The Common Grace material includes another story of loving the stranger – a more positive story.

Safina Stewart is Common Grace’s Relationships and Storytelling Coordinator and a proud Wuthathi and Mabuiag Island woman. She writes, “May I tell you the story of three mothers who inspire me? One Aboriginal, the other an asylum seeker, and another, a Jewish refugee.

My great, great, great grandmother, Para Pablo, fled our Wuthathi homelands, on the North Eastern coast of Cape York Peninsula, with her baby daughter, Granny Tidja, to escape trackers hunting and removing Aboriginal children under the Aboriginal Protection Act.

She faced unthinkable decisions, extreme loss and danger, leaving family and homelands to keep her daughter safe. Fleeing north on foot, they were given secret passage into the Torres Straits and immediate protection by the Torres Strait Islanders. It is through her risky courage and this gift of welcome, that our family line has survived and now boasts Aboriginal and Torres Strait Islander heritage….

One of my dearest friends, Gomathy, is another strong and courageous woman…. She was a young Malaysian Indian asylum seeker who had just moved into our town, when I met her almost seven years ago. I recall her tenderly nursing her four-month-old son. We fumbled at correctly pronouncing each other’s names, yet we knew innately that we could trust each other with the weight of our stories…. Gomathy is my sister, I have adopted her and she has adopted me….

I identify with Gomathy’s story because it resonates the same courage of my Ancestors. I am also reminded of Mary after the birth of Jesus, fleeing Bethlehem and the targeted violence of King Herod. Gutsy women reaching for safety for their family…. My Ancestors have passed down wisdom about the preciousness of people, sacredness of place and importance of belonging. It fits with my faith and urges me to pass this wisdom down to my children. Am I living out and modelling this wisdom?”
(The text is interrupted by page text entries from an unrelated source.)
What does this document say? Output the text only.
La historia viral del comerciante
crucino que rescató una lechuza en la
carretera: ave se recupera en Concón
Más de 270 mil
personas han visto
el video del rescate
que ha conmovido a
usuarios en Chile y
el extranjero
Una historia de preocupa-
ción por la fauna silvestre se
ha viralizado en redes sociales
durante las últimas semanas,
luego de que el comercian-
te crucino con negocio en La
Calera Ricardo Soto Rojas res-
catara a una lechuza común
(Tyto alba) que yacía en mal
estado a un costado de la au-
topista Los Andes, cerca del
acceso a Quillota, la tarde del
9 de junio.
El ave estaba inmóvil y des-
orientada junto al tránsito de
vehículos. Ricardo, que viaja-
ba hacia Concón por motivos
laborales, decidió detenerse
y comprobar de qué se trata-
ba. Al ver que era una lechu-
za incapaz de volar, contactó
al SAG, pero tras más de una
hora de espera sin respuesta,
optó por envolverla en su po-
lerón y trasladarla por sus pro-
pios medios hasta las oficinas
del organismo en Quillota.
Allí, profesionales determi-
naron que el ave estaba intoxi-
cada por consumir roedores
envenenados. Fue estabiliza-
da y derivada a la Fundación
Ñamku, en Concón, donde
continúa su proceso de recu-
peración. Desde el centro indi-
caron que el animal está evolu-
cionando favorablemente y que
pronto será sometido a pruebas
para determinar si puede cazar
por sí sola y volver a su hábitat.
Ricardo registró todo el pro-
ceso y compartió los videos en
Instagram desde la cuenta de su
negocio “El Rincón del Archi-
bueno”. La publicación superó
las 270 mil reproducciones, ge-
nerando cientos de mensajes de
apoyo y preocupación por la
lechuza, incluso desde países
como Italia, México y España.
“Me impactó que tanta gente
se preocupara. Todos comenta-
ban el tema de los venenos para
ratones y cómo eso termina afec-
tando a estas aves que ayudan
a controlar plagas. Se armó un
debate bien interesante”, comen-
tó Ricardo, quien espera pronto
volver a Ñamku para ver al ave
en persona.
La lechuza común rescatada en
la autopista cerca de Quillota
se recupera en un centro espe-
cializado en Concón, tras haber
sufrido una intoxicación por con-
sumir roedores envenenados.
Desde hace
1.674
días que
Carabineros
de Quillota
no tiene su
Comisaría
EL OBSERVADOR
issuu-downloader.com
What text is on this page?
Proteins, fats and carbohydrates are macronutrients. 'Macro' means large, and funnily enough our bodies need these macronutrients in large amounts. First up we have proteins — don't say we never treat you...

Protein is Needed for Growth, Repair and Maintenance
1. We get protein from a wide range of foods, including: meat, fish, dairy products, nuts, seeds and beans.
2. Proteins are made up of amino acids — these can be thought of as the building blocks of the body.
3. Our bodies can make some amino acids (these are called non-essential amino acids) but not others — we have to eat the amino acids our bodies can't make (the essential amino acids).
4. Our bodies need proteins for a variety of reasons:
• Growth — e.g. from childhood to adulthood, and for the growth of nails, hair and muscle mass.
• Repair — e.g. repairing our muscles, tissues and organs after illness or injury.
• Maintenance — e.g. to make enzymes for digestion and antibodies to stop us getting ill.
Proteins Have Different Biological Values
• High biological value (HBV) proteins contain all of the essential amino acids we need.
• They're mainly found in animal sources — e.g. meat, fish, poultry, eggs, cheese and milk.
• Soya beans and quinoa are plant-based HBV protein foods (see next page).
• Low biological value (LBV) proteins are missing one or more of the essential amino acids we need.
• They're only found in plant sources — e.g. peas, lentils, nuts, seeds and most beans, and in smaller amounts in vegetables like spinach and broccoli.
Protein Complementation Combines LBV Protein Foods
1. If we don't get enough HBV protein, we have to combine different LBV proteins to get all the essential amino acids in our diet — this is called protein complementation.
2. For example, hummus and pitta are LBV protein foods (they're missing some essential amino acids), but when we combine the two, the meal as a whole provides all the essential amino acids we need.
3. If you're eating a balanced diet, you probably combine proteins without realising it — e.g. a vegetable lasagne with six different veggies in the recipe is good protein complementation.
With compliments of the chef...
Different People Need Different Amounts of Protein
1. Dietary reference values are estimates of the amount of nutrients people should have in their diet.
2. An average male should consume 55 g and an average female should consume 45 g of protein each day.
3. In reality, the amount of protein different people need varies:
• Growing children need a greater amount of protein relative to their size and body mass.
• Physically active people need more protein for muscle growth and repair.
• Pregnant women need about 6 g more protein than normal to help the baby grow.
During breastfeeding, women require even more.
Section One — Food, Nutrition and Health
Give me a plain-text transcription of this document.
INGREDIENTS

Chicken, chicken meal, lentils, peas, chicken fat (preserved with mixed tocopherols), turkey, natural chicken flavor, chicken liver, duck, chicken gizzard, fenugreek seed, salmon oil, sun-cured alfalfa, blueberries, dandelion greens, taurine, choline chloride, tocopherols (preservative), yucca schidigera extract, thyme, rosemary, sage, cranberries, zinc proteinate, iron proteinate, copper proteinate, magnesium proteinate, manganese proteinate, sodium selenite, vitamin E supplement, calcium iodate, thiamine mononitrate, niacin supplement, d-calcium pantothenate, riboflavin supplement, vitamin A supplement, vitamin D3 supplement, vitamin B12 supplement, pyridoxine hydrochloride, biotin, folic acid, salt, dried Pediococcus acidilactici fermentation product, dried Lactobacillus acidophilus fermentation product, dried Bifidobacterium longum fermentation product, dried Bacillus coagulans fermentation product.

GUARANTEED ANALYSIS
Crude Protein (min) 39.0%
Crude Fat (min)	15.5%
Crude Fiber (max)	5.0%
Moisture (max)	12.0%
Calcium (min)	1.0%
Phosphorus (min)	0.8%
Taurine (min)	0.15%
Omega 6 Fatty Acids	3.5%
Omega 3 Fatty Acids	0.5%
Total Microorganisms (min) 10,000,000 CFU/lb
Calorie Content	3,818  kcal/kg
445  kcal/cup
Most of us are people whose families and ancestors came from other places. We, too, have stories of what it is to be strangers, stories, perhaps, of suffering and trauma, and stories about welcome and belonging. And this is our story as people of faith. We have been called as Abraham and Sarah were, seen as Hagar was, embraced and forgiven and welcomed into God’s family through the love – the lived-out love – of Jesus. We are therefore called again – as our Hebrews reading says – to go beyond our safe boundaries to identify with Jesus, to travel on – to look for a city that is to come – to do good and to share what we have “for such sacrifices are pleasing to God.”

May we remember to love the stranger. May we show hospitality to strangers. For by doing that some have found they are entertaining God without knowing it.